4) The Tower of Druaga (various Namco collections).  A time limit.  A maze.  Indestructable fireballs.  100 levels.  Again, hats off to the hardcore Japanese players who still play it today!  Do this with one credit.  Dare ya.

5) Super R-Type (or any R-Type).  I understand some versions of R-Type are more hard-core than others, but I distinctly remember the Super NES version being really nasty.  Hell, even R-Type Delta is really hard on the PSone.  In the later R-Types, the super-huge mother ships that you have to destroy have to be attacked on at least six different sides.

I'm sure there are lots more to add to the list.  The criteria of hardcore is extreme difficulty, but the game has to have merits, too.  Take Total Recall for the NES.  Supremely difficult, but the game couldn't be less compelling to play.

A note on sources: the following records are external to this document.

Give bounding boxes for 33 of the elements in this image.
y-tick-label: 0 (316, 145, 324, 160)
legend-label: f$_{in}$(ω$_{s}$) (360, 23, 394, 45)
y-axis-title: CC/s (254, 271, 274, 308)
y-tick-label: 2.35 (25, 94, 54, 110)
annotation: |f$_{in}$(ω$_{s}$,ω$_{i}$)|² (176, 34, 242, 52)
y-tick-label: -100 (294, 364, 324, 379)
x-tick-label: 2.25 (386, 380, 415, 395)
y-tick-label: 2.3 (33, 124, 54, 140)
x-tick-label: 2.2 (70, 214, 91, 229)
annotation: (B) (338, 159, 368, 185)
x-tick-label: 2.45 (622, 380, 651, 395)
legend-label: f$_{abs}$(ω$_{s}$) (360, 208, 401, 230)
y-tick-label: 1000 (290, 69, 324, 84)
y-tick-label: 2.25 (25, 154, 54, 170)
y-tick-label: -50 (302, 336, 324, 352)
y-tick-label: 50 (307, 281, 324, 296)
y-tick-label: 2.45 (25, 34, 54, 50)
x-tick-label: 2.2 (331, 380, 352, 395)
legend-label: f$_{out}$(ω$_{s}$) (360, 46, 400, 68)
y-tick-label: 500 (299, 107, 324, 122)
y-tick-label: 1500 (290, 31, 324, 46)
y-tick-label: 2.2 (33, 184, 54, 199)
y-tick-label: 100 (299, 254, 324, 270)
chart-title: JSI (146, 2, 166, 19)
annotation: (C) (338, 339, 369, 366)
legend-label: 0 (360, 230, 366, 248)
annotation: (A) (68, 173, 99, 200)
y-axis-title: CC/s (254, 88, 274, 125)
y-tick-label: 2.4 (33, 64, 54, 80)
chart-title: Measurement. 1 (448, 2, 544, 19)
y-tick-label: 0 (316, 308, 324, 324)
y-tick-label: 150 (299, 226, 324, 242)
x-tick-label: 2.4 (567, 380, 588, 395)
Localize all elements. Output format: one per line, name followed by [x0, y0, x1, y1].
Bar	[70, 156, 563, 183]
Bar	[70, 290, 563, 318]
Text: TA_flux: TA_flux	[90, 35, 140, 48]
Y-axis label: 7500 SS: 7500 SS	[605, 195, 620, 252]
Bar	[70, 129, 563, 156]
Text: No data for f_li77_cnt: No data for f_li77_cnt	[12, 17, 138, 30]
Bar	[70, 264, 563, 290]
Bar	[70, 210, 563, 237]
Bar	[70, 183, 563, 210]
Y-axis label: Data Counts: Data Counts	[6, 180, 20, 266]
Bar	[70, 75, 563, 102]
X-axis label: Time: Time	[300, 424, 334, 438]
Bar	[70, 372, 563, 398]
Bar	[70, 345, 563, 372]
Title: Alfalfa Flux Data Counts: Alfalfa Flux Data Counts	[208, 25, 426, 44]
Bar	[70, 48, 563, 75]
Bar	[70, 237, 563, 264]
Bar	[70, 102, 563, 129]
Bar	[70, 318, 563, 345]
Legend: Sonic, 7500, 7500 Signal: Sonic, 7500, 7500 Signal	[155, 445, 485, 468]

Another reason there was a rise of the hardcore game was cost.  I mean games were $30-50 back then, which is about $50-80 now.  I was in college when Zelda first game out.  At $50, that was the only game I bought for awhile.  6 months, to be exact.  The concept of bombing the walls was completely alien to me.  Once I got over that hurdle (thanks Nintendo Power!), I could finish that non-hardcore game.

As the cost of games is seemingly skyrocketing (but it really isn't), I think we can look forward to an ever-increasing amount of hardcore games so that people have something to play while refilling their bank accounts.